Hereby, the definition of clusters can be retrieved, e.g. by the
Authorized Domain Manager, for the purpose of e.g. redefining the
set of clusters at any domain management action or checking whether
a device is part of a cluster. Preferably, the method moreover
comprises the step of: (g) updating the definition of clusters upon
any domain management action (DMA). The term "domain management
action" is meant to cover any change of the number of or
constellation of devices in the Authorized Domain, such as the
addition or removal of a device to or from the Authorized Domain or
the movement of a device from e.g. a room to another, so that it
might be defined to belong to a different cluster in the Authorized
Domain. The term "update" is meant to cover the repeated
performance of the method steps (a) to (c). Preferably, the term
"update" also includes the repeated storage of the (new) definition
of clusters. This embodiment provides a relatively easily feasible
way of keeping track of which devices are parts of the Authorized
Domain.
[0024] Preferably, the method of the invention further comprises
the step of (h) making each device in each cluster verify that the
predefined requirement between said device and any other device in
the appropriate cluster is met. Hereby, enhanced security against
fraudulent use of content is achieved. The step of making the
devices verify that the requirement is met can be performed by
means of instructing the devices to perform the verification;
however, the devices could also be hardcoded to perform this
step.
[0025] In a preferred embodiment, said verification is performed
continuously. This also enhances the security in the Authorized
Domain against fraudulent use of content. It should be noted that
the term "continuously" is meant to cover any regular verification
performed at short time intervals, such as once every second or
once every minute. In an alternative, preferred embodiment said
verification is performed upon any content access on any device in
the Authorized Domain. When the devices only need to verify their
proximity when accessing content, the power consumption of the
devices are reduced in comparison with continuous verification,
whereas a high level of security is maintained. The two above
embodiments presupposes that it is possible to check the proximity
of the devices regularly. However, when this is the case, this
regular proximity check renders it possible that the ADM-system
should only need to: [0026] 1. keep track of the clusters defined
in the past; [0027] 2. check if a new device is close to an
existing cluster; [0028] 3. if the new device is close to an
existing cluster, add the device to this cluster and instruct it to
verify that it is in proximity with all devices in said cluster
(continuously or at any content access); [0029] 4. if the new
device is not close to an existing cluster, add the new device as a
single device cluster, if the resulting number of clusters stay
below the fixed number of clusters in the Authorized Domain.

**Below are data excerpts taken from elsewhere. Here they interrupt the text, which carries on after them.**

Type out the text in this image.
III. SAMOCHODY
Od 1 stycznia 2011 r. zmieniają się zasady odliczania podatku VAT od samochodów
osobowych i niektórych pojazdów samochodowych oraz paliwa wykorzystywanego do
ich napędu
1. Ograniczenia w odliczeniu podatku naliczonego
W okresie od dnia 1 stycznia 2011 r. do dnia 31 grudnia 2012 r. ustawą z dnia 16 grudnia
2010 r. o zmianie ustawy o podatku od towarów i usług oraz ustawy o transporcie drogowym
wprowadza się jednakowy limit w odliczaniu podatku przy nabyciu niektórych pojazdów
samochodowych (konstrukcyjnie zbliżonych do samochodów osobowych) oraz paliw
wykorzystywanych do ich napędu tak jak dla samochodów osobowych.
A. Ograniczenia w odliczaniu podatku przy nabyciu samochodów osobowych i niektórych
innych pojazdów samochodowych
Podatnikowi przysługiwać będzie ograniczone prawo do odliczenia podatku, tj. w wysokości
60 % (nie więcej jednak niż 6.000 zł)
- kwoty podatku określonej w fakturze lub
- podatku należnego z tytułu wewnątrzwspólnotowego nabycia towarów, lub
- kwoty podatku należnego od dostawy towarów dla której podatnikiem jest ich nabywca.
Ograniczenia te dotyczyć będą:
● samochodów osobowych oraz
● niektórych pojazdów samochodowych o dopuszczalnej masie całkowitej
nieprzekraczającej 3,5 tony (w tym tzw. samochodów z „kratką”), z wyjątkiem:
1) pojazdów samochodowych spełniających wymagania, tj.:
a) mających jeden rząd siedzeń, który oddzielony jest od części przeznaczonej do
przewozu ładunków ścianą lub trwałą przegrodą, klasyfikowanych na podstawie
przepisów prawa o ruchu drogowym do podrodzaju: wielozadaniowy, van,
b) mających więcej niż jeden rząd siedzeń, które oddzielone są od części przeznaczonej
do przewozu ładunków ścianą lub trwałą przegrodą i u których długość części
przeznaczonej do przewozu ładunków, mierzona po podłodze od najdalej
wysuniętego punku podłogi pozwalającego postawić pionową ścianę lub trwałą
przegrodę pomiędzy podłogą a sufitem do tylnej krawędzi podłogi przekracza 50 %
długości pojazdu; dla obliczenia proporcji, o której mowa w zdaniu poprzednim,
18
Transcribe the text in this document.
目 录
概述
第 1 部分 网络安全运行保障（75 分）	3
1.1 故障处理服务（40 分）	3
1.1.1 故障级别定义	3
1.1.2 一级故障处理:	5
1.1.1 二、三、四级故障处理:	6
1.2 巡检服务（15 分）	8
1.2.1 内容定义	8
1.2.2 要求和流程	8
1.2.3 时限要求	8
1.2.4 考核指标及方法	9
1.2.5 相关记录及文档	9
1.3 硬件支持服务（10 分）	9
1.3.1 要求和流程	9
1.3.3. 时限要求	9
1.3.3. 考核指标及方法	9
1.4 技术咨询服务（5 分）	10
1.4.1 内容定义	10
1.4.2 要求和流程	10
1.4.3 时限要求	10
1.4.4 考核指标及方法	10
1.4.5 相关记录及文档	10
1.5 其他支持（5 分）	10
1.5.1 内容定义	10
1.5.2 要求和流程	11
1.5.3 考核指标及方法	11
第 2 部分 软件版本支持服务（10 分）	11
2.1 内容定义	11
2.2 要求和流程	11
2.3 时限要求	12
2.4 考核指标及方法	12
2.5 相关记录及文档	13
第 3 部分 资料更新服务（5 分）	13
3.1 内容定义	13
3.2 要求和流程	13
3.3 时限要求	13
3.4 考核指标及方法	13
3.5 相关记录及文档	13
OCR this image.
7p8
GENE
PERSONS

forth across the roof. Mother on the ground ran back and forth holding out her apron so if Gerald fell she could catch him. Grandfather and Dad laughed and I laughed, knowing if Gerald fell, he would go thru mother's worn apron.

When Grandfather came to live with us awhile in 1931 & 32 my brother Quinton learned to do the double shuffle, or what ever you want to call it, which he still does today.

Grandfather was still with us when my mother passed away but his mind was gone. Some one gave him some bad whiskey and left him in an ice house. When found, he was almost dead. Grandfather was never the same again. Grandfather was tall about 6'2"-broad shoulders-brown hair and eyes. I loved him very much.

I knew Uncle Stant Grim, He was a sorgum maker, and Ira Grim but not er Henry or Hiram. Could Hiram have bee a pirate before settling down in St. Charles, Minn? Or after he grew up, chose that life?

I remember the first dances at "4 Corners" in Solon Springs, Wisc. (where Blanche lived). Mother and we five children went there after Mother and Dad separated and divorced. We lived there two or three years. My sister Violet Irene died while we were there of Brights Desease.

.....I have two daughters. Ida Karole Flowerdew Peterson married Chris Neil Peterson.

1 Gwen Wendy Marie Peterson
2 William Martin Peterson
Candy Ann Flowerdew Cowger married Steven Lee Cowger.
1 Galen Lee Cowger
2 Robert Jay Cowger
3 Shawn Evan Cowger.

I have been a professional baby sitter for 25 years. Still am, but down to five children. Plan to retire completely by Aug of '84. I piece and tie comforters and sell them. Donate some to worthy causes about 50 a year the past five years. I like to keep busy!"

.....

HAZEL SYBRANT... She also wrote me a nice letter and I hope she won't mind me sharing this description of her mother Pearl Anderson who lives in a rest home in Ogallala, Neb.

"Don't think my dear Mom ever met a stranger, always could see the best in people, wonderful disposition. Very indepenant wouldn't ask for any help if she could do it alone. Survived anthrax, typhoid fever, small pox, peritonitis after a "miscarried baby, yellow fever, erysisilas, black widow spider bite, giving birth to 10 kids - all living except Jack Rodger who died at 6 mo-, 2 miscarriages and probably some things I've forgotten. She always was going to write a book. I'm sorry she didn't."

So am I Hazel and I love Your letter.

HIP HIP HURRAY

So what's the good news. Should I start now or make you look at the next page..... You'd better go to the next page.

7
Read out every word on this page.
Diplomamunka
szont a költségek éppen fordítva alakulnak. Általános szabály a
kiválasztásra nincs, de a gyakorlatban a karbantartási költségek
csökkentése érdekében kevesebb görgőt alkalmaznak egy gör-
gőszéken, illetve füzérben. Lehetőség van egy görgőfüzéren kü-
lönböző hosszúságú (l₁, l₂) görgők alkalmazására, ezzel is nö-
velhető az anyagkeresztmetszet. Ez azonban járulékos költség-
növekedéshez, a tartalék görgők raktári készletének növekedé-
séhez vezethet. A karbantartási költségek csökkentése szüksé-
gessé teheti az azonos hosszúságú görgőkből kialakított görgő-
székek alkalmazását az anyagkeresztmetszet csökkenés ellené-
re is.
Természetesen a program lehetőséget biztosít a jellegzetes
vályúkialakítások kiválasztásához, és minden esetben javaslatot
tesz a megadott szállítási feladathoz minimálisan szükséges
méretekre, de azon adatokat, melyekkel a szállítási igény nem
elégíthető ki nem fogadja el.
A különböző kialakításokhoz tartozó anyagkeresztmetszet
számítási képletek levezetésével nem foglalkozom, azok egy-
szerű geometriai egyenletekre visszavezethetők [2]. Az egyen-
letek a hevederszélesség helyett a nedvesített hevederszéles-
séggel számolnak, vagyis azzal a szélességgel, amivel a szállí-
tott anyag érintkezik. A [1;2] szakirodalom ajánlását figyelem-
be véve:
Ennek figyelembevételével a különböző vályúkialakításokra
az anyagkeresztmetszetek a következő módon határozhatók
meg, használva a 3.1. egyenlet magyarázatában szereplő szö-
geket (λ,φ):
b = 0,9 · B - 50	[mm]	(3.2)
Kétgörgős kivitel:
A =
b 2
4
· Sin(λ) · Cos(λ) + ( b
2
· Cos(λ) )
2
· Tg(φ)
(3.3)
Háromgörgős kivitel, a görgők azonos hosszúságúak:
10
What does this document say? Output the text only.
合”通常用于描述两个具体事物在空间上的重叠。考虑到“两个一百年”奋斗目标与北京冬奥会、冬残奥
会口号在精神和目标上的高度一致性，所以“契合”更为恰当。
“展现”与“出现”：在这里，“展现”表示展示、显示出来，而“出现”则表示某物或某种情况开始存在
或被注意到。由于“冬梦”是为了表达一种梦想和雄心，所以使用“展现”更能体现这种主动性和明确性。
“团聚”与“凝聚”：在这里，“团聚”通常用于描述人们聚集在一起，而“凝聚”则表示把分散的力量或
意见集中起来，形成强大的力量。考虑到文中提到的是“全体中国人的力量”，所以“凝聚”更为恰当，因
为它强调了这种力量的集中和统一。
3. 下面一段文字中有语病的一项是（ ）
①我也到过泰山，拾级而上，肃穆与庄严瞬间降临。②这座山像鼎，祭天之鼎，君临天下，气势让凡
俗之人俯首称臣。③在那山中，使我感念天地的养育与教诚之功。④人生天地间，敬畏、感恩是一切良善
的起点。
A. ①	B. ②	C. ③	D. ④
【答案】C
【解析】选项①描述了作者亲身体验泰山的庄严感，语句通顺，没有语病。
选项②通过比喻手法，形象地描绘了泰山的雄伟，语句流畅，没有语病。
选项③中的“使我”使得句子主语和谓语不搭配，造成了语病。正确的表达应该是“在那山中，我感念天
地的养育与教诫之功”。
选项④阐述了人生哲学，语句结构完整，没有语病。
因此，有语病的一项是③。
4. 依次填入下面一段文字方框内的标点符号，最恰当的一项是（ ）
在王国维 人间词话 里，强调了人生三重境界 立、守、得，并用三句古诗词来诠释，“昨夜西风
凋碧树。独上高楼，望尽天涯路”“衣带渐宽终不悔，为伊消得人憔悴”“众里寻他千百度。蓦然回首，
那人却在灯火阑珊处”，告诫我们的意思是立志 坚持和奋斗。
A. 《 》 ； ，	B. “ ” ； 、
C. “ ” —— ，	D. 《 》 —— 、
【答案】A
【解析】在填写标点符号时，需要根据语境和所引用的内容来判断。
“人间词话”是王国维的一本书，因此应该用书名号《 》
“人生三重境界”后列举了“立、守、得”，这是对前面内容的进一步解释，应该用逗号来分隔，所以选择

[0030] It should be noted, that in the above the term "a device is
close to a cluster" is meant to cover that a proximity requirement
is met by said device and all devices in said cluster. Moreover, it
should be noted that said verification could be performed by the
devices themselves or by the ADM system.
[0031] In yet a preferred embodiment, the steps (a) to (d) are
performed at any domain management action. Hereby, the definition
of clusters becomes independent of content access and time. At any
domain management action the definition is performed from scratch.
However, between domain management actions no definition of
clusters are performed or verified. This has the advantage of not
relying on the availability of a continuous or regular distance
measurement system, in that proximity is only determined during
device registration and cluster definition. In order to be
acceptable for content providers, it is not assumed that clusters
previously defined are still valid.
[0032] The invention moreover relates to an Authorized Domain
Digital Rights Management (AD-DRM) system, the advantages of which
correspond to the advantages of the method as described above.
[0033] These and other aspects of the invention will be apparent
from and elucidated with reference to the embodiments described
hereinafter.
[0034] The invention will be explained more fully below in
connection with a preferred embodiment and with reference to the
drawing, in which:
[0035] FIG. 1 is a schematic drawing of an Authorized Domain,
[0036] FIG. 2 is a flow chart of a method according to invention,
and
[0037] FIG. 3 is a flow chart of an expanded method of the
invention.
[0038] FIG. 1 is a schematic drawing of an Authorized Domain AD.
The Authorized Domain AD comprises N devices D.sub.1, D.sub.2, . .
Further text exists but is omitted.